BTW My fiance (who is not Catholic) and I LOVED our retreat weekend. If it all works out, I hope you have a great time there.
Post # 12
@beekiss: That would frustrate me too! I am really surprised your priest won’t even talk to you before you finish your retreat that doesn’t seem right. We actually finished ours right after we got engaged, but didn’t take our FOCCUS test/counseling until after a few meetings with our priest. He was thrilled we had gone to Pre-Cana prior to our meeting, but it wasn’t mandatory. Also, we did not have to provide our baptism records they just asked for the date we were baptized and the parish name. IMO it sounds like they are giving you the run around!
Luckily, if you are getting married in November you have plenty of time to complete the retreat! Good luck! 🙂
**Maybe try contacting the priest and voice your concerns about the retreat being cancelled?
Post # 13
Where is the retreat taking place? Can you call the location so they can at least confirm it’s on the books to happen?
Post # 14
@beekiss: Call the cathedral and ask to speak to the Rector, or the Vicar General. If you ask “who should I speak to about this?” they’ll say the lady who you already can’t get a hold of, most likely.
Post # 15
@beekiss: OK wait… the coordinator is with the Archdiocese, right? And your parish priest won’t meet with you until you’ve gone on the retreat? If that’s right, here’s what I would do…

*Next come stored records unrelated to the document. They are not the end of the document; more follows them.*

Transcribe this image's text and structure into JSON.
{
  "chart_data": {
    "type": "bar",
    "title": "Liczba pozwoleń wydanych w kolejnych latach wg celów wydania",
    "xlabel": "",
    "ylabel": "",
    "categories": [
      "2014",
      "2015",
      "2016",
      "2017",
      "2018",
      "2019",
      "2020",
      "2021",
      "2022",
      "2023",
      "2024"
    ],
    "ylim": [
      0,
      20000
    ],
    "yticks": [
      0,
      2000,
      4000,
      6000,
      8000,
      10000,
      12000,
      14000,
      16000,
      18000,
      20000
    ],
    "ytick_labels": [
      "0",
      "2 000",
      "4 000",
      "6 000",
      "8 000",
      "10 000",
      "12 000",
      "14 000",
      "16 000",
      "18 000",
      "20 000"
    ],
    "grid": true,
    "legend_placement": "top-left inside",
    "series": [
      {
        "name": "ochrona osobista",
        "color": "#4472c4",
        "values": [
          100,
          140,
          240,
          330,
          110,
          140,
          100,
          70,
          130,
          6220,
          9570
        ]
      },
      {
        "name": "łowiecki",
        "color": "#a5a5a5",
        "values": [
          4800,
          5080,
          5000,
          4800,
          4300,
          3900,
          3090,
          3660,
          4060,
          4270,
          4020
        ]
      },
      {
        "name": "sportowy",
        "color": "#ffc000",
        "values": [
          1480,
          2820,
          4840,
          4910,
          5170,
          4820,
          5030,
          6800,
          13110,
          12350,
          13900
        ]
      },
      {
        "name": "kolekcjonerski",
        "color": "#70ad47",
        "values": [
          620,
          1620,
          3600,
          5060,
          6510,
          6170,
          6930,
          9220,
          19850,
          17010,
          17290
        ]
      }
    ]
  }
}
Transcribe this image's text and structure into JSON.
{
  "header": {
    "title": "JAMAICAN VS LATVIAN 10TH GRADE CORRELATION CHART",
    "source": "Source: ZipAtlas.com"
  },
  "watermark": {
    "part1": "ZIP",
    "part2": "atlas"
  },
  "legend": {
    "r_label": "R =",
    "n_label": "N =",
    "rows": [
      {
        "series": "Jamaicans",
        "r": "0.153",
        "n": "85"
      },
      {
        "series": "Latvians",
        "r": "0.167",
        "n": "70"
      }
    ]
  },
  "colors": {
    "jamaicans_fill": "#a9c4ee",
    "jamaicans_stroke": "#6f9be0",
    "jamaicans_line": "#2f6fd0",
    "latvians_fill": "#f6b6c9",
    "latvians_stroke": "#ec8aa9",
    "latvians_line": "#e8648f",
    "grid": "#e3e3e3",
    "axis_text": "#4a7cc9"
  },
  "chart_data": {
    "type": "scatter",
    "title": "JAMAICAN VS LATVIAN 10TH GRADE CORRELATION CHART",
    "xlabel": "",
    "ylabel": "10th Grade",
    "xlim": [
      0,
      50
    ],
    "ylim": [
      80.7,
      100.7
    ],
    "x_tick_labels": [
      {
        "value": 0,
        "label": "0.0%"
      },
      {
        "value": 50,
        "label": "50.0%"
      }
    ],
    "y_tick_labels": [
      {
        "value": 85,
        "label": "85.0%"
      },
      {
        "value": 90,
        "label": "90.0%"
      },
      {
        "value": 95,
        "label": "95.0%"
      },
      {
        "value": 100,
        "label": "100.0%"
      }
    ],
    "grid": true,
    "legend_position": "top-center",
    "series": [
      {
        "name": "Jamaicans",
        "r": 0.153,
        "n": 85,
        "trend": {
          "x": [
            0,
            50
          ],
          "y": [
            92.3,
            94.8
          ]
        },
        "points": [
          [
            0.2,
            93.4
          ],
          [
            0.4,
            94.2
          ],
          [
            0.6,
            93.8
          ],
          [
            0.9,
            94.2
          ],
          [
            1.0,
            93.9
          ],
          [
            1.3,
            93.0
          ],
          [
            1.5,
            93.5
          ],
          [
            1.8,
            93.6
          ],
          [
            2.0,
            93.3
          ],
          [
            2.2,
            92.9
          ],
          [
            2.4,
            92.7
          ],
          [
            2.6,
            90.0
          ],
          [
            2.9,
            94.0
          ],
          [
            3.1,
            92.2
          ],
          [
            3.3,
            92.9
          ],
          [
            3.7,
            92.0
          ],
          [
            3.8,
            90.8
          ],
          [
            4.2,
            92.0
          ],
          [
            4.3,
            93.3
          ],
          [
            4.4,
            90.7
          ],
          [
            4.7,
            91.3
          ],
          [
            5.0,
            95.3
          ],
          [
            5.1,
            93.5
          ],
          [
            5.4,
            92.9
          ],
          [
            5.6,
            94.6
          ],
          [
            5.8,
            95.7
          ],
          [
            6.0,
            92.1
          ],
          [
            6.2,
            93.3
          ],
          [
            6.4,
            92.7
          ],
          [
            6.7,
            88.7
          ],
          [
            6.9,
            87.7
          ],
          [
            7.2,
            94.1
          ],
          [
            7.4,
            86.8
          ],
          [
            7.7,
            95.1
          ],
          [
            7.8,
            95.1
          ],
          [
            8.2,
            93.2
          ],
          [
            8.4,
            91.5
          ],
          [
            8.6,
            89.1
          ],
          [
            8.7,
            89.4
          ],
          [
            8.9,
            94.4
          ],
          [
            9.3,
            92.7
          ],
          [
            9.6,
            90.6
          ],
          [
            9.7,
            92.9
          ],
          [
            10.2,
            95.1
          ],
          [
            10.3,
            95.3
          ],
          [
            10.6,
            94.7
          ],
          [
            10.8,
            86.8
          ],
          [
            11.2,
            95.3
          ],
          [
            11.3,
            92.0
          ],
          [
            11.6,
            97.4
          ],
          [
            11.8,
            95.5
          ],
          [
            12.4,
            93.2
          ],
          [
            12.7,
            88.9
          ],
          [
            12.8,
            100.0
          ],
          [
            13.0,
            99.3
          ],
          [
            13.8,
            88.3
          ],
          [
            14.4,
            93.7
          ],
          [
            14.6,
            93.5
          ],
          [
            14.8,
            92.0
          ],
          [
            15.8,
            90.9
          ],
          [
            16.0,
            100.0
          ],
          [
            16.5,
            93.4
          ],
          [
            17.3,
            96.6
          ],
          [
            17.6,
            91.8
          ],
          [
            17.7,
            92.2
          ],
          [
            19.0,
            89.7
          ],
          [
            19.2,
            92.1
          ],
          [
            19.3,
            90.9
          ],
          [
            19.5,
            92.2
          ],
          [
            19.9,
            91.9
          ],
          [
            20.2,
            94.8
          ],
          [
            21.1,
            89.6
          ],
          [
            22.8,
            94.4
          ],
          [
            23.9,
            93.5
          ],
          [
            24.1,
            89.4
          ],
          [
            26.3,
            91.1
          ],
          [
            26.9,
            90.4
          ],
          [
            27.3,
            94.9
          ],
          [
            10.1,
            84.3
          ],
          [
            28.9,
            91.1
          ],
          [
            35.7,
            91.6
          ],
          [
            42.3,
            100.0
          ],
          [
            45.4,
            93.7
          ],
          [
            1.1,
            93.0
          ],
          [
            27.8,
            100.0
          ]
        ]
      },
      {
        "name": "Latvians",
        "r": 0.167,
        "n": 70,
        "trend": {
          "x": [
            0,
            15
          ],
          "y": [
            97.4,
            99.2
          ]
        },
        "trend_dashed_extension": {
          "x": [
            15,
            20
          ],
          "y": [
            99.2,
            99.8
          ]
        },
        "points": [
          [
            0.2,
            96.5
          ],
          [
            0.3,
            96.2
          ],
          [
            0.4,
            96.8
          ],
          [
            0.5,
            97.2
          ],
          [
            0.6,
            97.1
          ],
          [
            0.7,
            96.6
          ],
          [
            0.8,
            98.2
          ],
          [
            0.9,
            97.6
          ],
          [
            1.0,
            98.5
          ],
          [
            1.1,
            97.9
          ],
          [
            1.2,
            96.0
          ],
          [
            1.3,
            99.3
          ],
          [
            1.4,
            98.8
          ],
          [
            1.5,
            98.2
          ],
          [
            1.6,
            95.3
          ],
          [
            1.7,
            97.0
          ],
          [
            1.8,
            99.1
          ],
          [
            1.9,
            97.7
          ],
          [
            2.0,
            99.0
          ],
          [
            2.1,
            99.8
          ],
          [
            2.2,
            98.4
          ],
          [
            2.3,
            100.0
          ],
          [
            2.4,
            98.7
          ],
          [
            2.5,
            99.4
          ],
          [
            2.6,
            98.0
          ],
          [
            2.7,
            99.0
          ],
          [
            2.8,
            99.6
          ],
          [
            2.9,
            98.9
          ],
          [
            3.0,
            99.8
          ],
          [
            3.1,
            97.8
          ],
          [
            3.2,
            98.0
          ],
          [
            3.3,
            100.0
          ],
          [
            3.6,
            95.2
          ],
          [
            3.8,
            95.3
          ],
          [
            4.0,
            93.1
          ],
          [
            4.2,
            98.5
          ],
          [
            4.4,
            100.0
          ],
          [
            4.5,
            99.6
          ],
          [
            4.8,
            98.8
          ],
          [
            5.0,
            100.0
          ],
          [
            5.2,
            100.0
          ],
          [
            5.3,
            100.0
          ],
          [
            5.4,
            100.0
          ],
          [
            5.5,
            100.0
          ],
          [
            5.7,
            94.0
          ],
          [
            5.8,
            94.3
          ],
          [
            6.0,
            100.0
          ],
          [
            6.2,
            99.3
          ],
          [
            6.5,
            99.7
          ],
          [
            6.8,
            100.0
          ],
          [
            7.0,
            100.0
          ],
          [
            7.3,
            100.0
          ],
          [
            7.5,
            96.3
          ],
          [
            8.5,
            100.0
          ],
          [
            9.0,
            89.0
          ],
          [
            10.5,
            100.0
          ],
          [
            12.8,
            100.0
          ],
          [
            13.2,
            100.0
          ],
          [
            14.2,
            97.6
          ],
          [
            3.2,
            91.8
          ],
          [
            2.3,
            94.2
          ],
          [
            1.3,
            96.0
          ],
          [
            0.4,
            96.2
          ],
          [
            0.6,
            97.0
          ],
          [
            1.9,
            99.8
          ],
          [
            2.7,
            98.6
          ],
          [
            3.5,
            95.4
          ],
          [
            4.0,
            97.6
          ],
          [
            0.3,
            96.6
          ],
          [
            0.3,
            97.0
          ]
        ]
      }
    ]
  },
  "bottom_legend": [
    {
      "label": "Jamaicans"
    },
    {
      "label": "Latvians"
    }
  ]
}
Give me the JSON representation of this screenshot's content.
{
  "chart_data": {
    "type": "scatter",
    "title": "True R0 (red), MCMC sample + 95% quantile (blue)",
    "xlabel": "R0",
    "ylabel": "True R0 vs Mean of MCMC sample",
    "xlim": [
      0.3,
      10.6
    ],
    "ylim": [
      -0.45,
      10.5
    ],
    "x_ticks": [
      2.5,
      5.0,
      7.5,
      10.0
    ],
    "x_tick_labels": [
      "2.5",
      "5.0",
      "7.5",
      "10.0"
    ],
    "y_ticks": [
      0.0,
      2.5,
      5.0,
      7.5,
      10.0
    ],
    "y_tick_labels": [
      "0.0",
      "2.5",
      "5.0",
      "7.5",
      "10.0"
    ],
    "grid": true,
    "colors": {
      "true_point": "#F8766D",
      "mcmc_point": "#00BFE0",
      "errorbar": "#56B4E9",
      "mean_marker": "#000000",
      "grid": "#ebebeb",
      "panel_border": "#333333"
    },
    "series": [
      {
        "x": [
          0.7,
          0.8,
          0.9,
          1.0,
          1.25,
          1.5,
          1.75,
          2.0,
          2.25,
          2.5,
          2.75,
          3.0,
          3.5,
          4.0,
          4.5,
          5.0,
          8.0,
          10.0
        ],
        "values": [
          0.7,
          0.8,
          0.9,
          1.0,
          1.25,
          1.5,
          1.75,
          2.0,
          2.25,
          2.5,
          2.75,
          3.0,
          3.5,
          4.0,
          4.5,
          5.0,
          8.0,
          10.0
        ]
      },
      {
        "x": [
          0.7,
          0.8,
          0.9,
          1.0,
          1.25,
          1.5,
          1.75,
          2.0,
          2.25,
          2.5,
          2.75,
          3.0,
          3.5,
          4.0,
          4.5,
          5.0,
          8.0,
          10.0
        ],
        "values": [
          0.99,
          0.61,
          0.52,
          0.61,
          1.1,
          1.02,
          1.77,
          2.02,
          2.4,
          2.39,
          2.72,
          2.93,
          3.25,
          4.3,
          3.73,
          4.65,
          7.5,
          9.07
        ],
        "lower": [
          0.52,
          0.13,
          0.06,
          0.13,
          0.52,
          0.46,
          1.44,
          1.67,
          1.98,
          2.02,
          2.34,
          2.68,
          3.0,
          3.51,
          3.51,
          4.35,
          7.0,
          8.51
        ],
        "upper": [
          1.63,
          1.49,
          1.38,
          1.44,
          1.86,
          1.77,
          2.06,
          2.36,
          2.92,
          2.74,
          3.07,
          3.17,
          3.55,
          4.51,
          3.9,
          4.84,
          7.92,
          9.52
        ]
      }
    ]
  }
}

Call your parish secretary and explain the situation. Ask her if she has an in at the Archdiocese. Otherwise, here is the info on that department. If Betty is the person you can’t get a hold of, try calling and asking for Deacon John Norris, who is in charge of Pastoral Ministry (and would therefore be above her).
The Archdiocesan offices are actually super easy to get to on public transit, if you wanted to show up in person. They’re right by New St. Mary’s Cathedral.
Post # 16
@MexiPino: I’m actually in the Diocese of Oakland so I’m not sure if the Archdioce of San Francisco will be able to help, I know technically they oversee the Diocese of Oakland.
Also, the secretary at our parish isn’t very helpful and so far our parish is very “hands off” and not willing to bend/help in any way. I’m trying to be patient but I can safely say that up to this point, the Church has been the biggest headache in the process of getting married.
Thanks guys, my Fiance called and left a message with the Director of Marriage and Family Life after he received the voicemail of the other two coordinators. If I don’t hear back by 1 or 2 pm tomorrow, I’m going to send another email, CCing the Director and the 2nd Coordinator. I’m hoping someone will reply.